Indeed, Moscow turned down a contract with Iran back in 2010, losing $800 million. Production was completely shut down after rolling out the last S-300 division intended for export, which is to be supplied to Algeria soon. One of the problems faced by the Russian defense industry is that it stopped accepting orders for the S-300s, but has not started to take orders for the S-400s, says Ashurbeili.
The design of S-400 missiles has not been completed either. The system should be fully compatible with short-, medium- and long-range missiles.
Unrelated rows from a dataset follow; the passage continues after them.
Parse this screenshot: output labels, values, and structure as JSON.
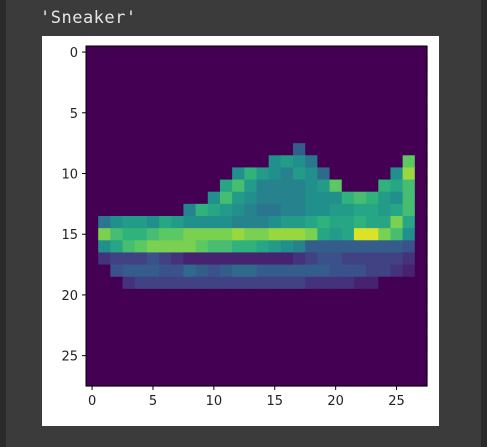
{
  "output_cell": {
    "text": "'Sneaker'"
  },
  "chart_data": {
    "type": "heatmap",
    "title": "",
    "xlabel": "",
    "ylabel": "",
    "colormap": "viridis",
    "grid": false,
    "xlim": [
      -0.5,
      27.5
    ],
    "ylim": [
      27.5,
      -0.5
    ],
    "x_ticks": [
      "0",
      "5",
      "10",
      "15",
      "20",
      "25"
    ],
    "y_ticks": [
      "0",
      "5",
      "10",
      "15",
      "20",
      "25"
    ],
    "image_rows": 28,
    "image_cols": 28,
    "rows": [
      [
        0,
        0,
        0,
        0,
        0,
        0,
        0,
        0,
        0,
        0,
        0,
        0,
        0,
        0,
        0,
        0,
        0,
        0,
        0,
        0,
        0,
        0,
        0,
        0,
        0,
        0,
        0,
        0
      ],
      [
        0,
        0,
        0,
        0,
        0,
        0,
        0,
        0,
        0,
        0,
        0,
        0,
        0,
        0,
        0,
        0,
        0,
        0,
        0,
        0,
        0,
        0,
        0,
        0,
        0,
        0,
        0,
        0
      ],
      [
        0,
        0,
        0,
        0,
        0,
        0,
        0,
        0,
        0,
        0,
        0,
        0,
        0,
        0,
        0,
        0,
        0,
        0,
        0,
        0,
        0,
        0,
        0,
        0,
        0,
        0,
        0,
        0
      ],
      [
        0,
        0,
        0,
        0,
        0,
        0,
        0,
        0,
        0,
        0,
        0,
        0,
        0,
        0,
        0,
        0,
        0,
        0,
        0,
        0,
        0,
        0,
        0,
        0,
        0,
        0,
        0,
        0
      ],
      [
        0,
        0,
        0,
        0,
        0,
        0,
        0,
        0,
        0,
        0,
        0,
        0,
        0,
        0,
        0,
        0,
        0,
        0,
        0,
        0,
        0,
        0,
        0,
        0,
        0,
        0,
        0,
        0
      ],
      [
        0,
        0,
        0,
        0,
        0,
        0,
        0,
        0,
        0,
        0,
        0,
        0,
        0,
        0,
        0,
        0,
        0,
        0,
        0,
        0,
        0,
        0,
        0,
        0,
        0,
        0,
        0,
        0
      ],
      [
        0,
        0,
        0,
        0,
        0,
        0,
        0,
        0,
        0,
        0,
        0,
        0,
        0,
        0,
        0,
        0,
        0,
        0,
        0,
        0,
        0,
        0,
        0,
        0,
        0,
        0,
        0,
        0
      ],
      [
        0,
        0,
        0,
        0,
        0,
        0,
        0,
        0,
        0,
        0,
        0,
        0,
        0,
        0,
        0,
        0,
        0,
        0,
        0,
        0,
        0,
        0,
        0,
        0,
        0,
        0,
        0,
        0
      ],
      [
        0,
        0,
        0,
        0,
        0,
        0,
        0,
        0,
        0,
        0,
        0,
        0,
        0,
        0,
        0,
        0,
        0,
        0.3,
        0,
        0,
        0,
        0,
        0,
        0,
        0,
        0,
        0,
        0
      ],
      [
        0,
        0,
        0,
        0,
        0,
        0,
        0,
        0,
        0,
        0,
        0,
        0,
        0,
        0,
        0,
        0.5,
        0.55,
        0.5,
        0.4,
        0,
        0,
        0,
        0,
        0,
        0,
        0,
        0.75,
        0
      ],
      [
        0,
        0,
        0,
        0,
        0,
        0,
        0,
        0,
        0,
        0,
        0,
        0,
        0.5,
        0.65,
        0.55,
        0.5,
        0.45,
        0.55,
        0.5,
        0.35,
        0,
        0,
        0,
        0,
        0,
        0.5,
        0.85,
        0
      ],
      [
        0,
        0,
        0,
        0,
        0,
        0,
        0,
        0,
        0,
        0,
        0,
        0.6,
        0.7,
        0.55,
        0.45,
        0.45,
        0.45,
        0.45,
        0.5,
        0.55,
        0.75,
        0,
        0,
        0,
        0.65,
        0.6,
        0.7,
        0
      ],
      [
        0,
        0,
        0,
        0,
        0,
        0,
        0,
        0,
        0,
        0,
        0.5,
        0.7,
        0.55,
        0.5,
        0.45,
        0.45,
        0.45,
        0.45,
        0.5,
        0.5,
        0.5,
        0.65,
        0.7,
        0.65,
        0.55,
        0.5,
        0.7,
        0
      ],
      [
        0,
        0,
        0,
        0,
        0,
        0,
        0,
        0,
        0.45,
        0.65,
        0.6,
        0.55,
        0.5,
        0.45,
        0.4,
        0.4,
        0.45,
        0.45,
        0.5,
        0.5,
        0.55,
        0.55,
        0.6,
        0.6,
        0.55,
        0.6,
        0.7,
        0
      ],
      [
        0,
        0.4,
        0.5,
        0.55,
        0.55,
        0.5,
        0.6,
        0.55,
        0.5,
        0.5,
        0.5,
        0.5,
        0.45,
        0.45,
        0.45,
        0.5,
        0.55,
        0.55,
        0.6,
        0.65,
        0.6,
        0.6,
        0.65,
        0.6,
        0.6,
        0.8,
        0.6,
        0
      ],
      [
        0,
        0.8,
        0.7,
        0.65,
        0.65,
        0.7,
        0.75,
        0.75,
        0.8,
        0.8,
        0.8,
        0.8,
        0.85,
        0.8,
        0.8,
        0.85,
        0.85,
        0.85,
        0.8,
        0.6,
        0.55,
        0.6,
        0.95,
        0.95,
        0.8,
        0.7,
        0.5,
        0
      ],
      [
        0,
        0.5,
        0.6,
        0.7,
        0.75,
        0.8,
        0.8,
        0.8,
        0.8,
        0.75,
        0.7,
        0.7,
        0.65,
        0.65,
        0.6,
        0.55,
        0.5,
        0.45,
        0.3,
        0.3,
        0.3,
        0.3,
        0.3,
        0.3,
        0.3,
        0.3,
        0.25,
        0
      ],
      [
        0,
        0.15,
        0.2,
        0.2,
        0.2,
        0.25,
        0.2,
        0.15,
        0.1,
        0.1,
        0.1,
        0.1,
        0.1,
        0.1,
        0.1,
        0.1,
        0.1,
        0.15,
        0.2,
        0.25,
        0.25,
        0.2,
        0.2,
        0.2,
        0.2,
        0.2,
        0.15,
        0
      ],
      [
        0,
        0,
        0.25,
        0.3,
        0.3,
        0.3,
        0.25,
        0.25,
        0.35,
        0.3,
        0.25,
        0.3,
        0.35,
        0.35,
        0.3,
        0.3,
        0.3,
        0.3,
        0.3,
        0.3,
        0.25,
        0.25,
        0.25,
        0.2,
        0.2,
        0.15,
        0.1,
        0
      ],
      [
        0,
        0,
        0,
        0.15,
        0.2,
        0.2,
        0.2,
        0.2,
        0.2,
        0.2,
        0.2,
        0.2,
        0.2,
        0.2,
        0.2,
        0.2,
        0.2,
        0.2,
        0.15,
        0.15,
        0.15,
        0.15,
        0.1,
        0.1,
        0,
        0,
        0,
        0
      ],
      [
        0,
        0,
        0,
        0,
        0,
        0,
        0,
        0,
        0,
        0,
        0,
        0,
        0,
        0,
        0,
        0,
        0,
        0,
        0,
        0,
        0,
        0,
        0,
        0,
        0,
        0,
        0,
        0
      ],
      [
        0,
        0,
        0,
        0,
        0,
        0,
        0,
        0,
        0,
        0,
        0,
        0,
        0,
        0,
        0,
        0,
        0,
        0,
        0,
        0,
        0,
        0,
        0,
        0,
        0,
        0,
        0,
        0
      ],
      [
        0,
        0,
        0,
        0,
        0,
        0,
        0,
        0,
        0,
        0,
        0,
        0,
        0,
        0,
        0,
        0,
        0,
        0,
        0,
        0,
        0,
        0,
        0,
        0,
        0,
        0,
        0,
        0
      ],
      [
        0,
        0,
        0,
        0,
        0,
        0,
        0,
        0,
        0,
        0,
        0,
        0,
        0,
        0,
        0,
        0,
        0,
        0,
        0,
        0,
        0,
        0,
        0,
        0,
        0,
        0,
        0,
        0
      ],
      [
        0,
        0,
        0,
        0,
        0,
        0,
        0,
        0,
        0,
        0,
        0,
        0,
        0,
        0,
        0,
        0,
        0,
        0,
        0,
        0,
        0,
        0,
        0,
        0,
        0,
        0,
        0,
        0
      ],
      [
        0,
        0,
        0,
        0,
        0,
        0,
        0,
        0,
        0,
        0,
        0,
        0,
        0,
        0,
        0,
        0,
        0,
        0,
        0,
        0,
        0,
        0,
        0,
        0,
        0,
        0,
        0,
        0
      ],
      [
        0,
        0,
        0,
        0,
        0,
        0,
        0,
        0,
        0,
        0,
        0,
        0,
        0,
        0,
        0,
        0,
        0,
        0,
        0,
        0,
        0,
        0,
        0,
        0,
        0,
        0,
        0,
        0
      ],
      [
        0,
        0,
        0,
        0,
        0,
        0,
        0,
        0,
        0,
        0,
        0,
        0,
        0,
        0,
        0,
        0,
        0,
        0,
        0,
        0,
        0,
        0,
        0,
        0,
        0,
        0,
        0,
        0
      ]
    ]
  }
}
Presently, however, only short-range missiles intended for hitting targets within 95 miles have been designed without problems. Medium-range missiles (up to 155 miles) are still “raw,” and their design needs to be finalized.
The long-range missiles are non-existent, even though such a missile would be a serious hindrance to potential enemy vehicles, including Airborne Warning and Control Systems (AWACS). Without these missiles, the S-400 cannot fulfill its purpose – engaging targets at a long range.
As for the future S-500 system, it will be an S-400 with long-range missiles, according to Alexanderf Khramchikhin, deputy director of the Institute for Political and Military Analysis.
“The S-500s will at best be created in 2020 – no earlier. At present, and for the next 10 years, the chances of countering a massive NATO attack are very low: it takes a long time to recharge the S-300s, so, in the best case, they will only repel the first wave of an assault, which would be 100 to 200 targets,” says Khramchikhin.
Military expert Vladislav Shurygin agrees with Khramchikhin. “For now, the S-500 is an ephemeral dream, and no one knows if it will ever come true,” he said.
Even though the S-300s need to be replaced, there is simply no replacement for them. This is why Almaz-Antey is faced with some very important tasks. “Handling them will determine the future not only of the anti-missile defense system, but also of the country as a whole,” says Shurygin. The company is still capable of manufacturing high-quality products, but it needs to modernize its technologies and refurbish its production facilities quickly.
In other words, the production of modern aerospace defense weaponry is a comprehensive task which requires major technological innovations and modernization of existing production facilities.